No doubt the Gion Festival community and Kyoto authorities felt heartbroken to scale back the Gion Festival 2021 due to covid. Of course, this was just one of countless heartbreaks around the world during the pandemic.
But how we respond to heartbreak is what makes the difference. The Gion Festival community responded in 2021 with dignity, commitment, and creativity. Like all of us, the festival communities had to change how they do things. And they adapted in ways that were meaningful for them, and for the public, while staying safe.
Together, the Gion Matsuri (Festival), Aoi Matsuri, and Jidai Matsuri make up the three great Kyoto Matsuri.
In a normal year, more than a million people visit the Gion Festival, according to Kyoto City statistics. Naturally, Gion Festival 2021 was different, to avoid the spread of the coronavirus. Authorities and the Gion Festival community asked visitors to avoid gathering for festival-related events. Though usually busy with visitors during the Gion Festival, Yasaka Shrine—the festival’s patron shrine—was mostly deserted.
Some of the largest events were canceled. In particular, the great processions of yamaboko floats on July 17 and July 24—the most famous part of the festival—didn’t happen. Neither did the processions of portable mikoshi shrines to and from Yasaka Shrine on the same evenings. Instead, a minimum number of Gion Festival and Yasaka Shrine officials walked in procession. Wearing masks and maintaining social distancing, they performed small but highly symbolic purification rituals. These rituals serve to drive away negative energy, to allow health and general wellbeing.
Fundamentally, the Gion Festival is an enormous, month-long collection of Shinto rituals. Shinto is Japan’s indigenous, nature-based faith. “Shinto” translates to “Way of the Spirit.”
2021 Highlight: Yamaboko-Tate (Float Construction)
Unlike in 2020, in 2021 Gion Festival communities built 18 of the 34 yamaboko floats, a process called yamaboko-tate (“float construction”).
Why is that? There are two official reasons. For one, the Gion Festival communities need to conserve the tradition of yamaboko-tate. It’s an extremely specialized form of construction, passed on through centuries in an apprentice-like system. The floats’ supporting structures are large wood timbers. Carpenters fit them together with joints and then lash them together with large ropes. The carpenters tie the ropes in a multitude of functional and beautiful ways.
During the processions, you can hear the gigantic wooden beams rubbing against each other. They have to be tied together securely, but with enough flexibility to give a little as they move.
Without the carpenters’ specialized knowledge and skills, the yamaboko floats couldn’t safely journey for hours through the city streets. The floats couldn’t carry the dozens of Gionbayashi musicians either.
The second official reason to do yamaboko-tate in Gion Festival 2021 was to air out the float treasures. These are stored away all year, and generally, only come out for the festival. Sometimes mild damp or insects may get into storage. Checking them and airing them each year prevents any major damage that might accumulate over time.
Plus there was a major bonus. The Gion Festival neighborhoods and anyone who happened to be passing by could still enjoy the spectacular festival floats this year. While, of course, wearing masks and maintaining social distancing.
Praying for an End to Epidemics
There may also be an unofficial reason for the yamaboko-tate in 2021. The Gion Festival started in the year 869, to pray for an end to a terrible epidemic. In that era, it was just one of an average three per decade.
Before modern science helped us understand hygiene, Kyoto suffered terribly from deadly epidemics that spread during the hot summer rainy season. Antibiotics only came to Kyoto in the 1950s. Consequently elders today still recall family members who died from the “summer sickness.”
Many Gion Festival community members naturally felt torn. Since the Gion Festival’s original purpose was to pray for an end to epidemics, don’t we need it most now, during covid? Perhaps the yamaboko-tate was an acceptable compromise.

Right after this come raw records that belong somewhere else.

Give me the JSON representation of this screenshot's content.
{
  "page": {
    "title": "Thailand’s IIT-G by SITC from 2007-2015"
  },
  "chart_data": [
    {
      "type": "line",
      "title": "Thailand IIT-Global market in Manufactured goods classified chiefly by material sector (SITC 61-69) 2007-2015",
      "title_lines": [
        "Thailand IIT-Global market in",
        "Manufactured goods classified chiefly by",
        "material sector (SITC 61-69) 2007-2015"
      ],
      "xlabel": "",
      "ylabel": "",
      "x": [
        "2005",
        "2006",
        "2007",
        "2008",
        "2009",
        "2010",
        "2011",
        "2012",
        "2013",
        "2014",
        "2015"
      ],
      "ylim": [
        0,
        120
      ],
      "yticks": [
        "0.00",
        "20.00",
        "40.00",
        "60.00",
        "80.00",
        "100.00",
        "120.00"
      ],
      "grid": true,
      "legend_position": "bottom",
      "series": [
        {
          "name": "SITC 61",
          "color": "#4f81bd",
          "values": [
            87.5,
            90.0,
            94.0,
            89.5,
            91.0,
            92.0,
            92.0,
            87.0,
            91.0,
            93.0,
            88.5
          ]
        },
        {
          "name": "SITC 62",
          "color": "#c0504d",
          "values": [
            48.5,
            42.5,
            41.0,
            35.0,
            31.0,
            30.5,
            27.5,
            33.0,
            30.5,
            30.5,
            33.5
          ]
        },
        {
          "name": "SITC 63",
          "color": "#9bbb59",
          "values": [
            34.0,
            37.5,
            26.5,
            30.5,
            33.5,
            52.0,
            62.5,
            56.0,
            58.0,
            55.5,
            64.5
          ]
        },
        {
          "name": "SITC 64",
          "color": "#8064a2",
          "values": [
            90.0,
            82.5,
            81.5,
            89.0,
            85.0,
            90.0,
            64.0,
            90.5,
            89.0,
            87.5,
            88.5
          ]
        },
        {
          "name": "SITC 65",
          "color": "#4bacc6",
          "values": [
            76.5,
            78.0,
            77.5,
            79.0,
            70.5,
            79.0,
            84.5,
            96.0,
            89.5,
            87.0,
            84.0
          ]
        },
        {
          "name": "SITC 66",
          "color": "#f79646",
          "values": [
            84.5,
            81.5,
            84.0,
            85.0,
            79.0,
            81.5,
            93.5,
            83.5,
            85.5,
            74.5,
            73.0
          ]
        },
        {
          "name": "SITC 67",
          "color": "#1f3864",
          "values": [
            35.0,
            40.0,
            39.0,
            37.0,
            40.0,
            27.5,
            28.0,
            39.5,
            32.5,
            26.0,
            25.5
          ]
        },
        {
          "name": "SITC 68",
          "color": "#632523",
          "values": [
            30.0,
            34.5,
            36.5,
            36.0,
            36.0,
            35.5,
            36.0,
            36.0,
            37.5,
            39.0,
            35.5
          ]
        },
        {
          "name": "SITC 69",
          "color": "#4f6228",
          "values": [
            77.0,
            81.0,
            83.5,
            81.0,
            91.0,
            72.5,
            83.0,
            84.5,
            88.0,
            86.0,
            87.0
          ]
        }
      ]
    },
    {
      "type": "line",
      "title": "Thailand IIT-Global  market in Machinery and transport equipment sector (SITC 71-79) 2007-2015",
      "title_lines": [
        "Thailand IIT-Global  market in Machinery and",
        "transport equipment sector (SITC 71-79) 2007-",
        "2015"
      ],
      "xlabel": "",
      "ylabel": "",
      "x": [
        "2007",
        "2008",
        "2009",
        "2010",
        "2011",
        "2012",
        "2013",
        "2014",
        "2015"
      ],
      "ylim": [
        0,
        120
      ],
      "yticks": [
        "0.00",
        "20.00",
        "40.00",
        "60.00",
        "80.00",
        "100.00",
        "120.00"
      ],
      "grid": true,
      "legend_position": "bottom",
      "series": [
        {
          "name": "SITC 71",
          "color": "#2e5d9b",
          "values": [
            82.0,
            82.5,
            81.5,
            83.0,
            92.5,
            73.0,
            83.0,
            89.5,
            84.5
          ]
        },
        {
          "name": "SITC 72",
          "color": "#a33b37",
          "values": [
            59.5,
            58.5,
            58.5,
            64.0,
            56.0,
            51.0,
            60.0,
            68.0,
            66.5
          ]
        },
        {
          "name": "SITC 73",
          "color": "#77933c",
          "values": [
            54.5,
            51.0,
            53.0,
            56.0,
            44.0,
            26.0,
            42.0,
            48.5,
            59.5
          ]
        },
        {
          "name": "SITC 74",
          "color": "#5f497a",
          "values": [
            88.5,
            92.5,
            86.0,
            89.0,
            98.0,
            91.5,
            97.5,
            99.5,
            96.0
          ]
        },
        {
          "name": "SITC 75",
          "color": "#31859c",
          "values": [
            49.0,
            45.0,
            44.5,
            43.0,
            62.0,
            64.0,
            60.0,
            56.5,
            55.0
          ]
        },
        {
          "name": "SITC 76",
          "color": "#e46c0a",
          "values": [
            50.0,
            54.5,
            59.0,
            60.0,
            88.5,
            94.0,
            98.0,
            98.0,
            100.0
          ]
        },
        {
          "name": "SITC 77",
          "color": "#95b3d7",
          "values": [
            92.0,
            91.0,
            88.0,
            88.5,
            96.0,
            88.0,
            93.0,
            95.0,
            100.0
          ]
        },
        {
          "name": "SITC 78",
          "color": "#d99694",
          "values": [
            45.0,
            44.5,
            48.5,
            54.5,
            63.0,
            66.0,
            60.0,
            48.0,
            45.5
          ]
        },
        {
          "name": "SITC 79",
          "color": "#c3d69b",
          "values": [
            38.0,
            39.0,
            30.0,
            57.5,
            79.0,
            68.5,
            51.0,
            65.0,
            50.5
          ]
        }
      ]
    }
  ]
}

Gion Festival, Past & Future
The Gion Festival has only entirely ceased once, during the devastating15th-century Onin War. Aside from that, it has been scaled back a few times before. For details, see my previous blog.
In a sense, the Gion Festival is deeply related to impermanence. Each year it calls for an end to death and illness, while remembering those who have died. To be sure, with more than 1,150 years of history, the Gion Festival is an enduring symbol of the power of community, and of Kyoto itself. Continuing each year, even at a smaller scale like the Gion Festival 2021, helps us remember that, together, the human spirit can prevail.
No doubt many prayers were said this year for an end to coronavirus and related deaths. And for a full Gion Festival 2022.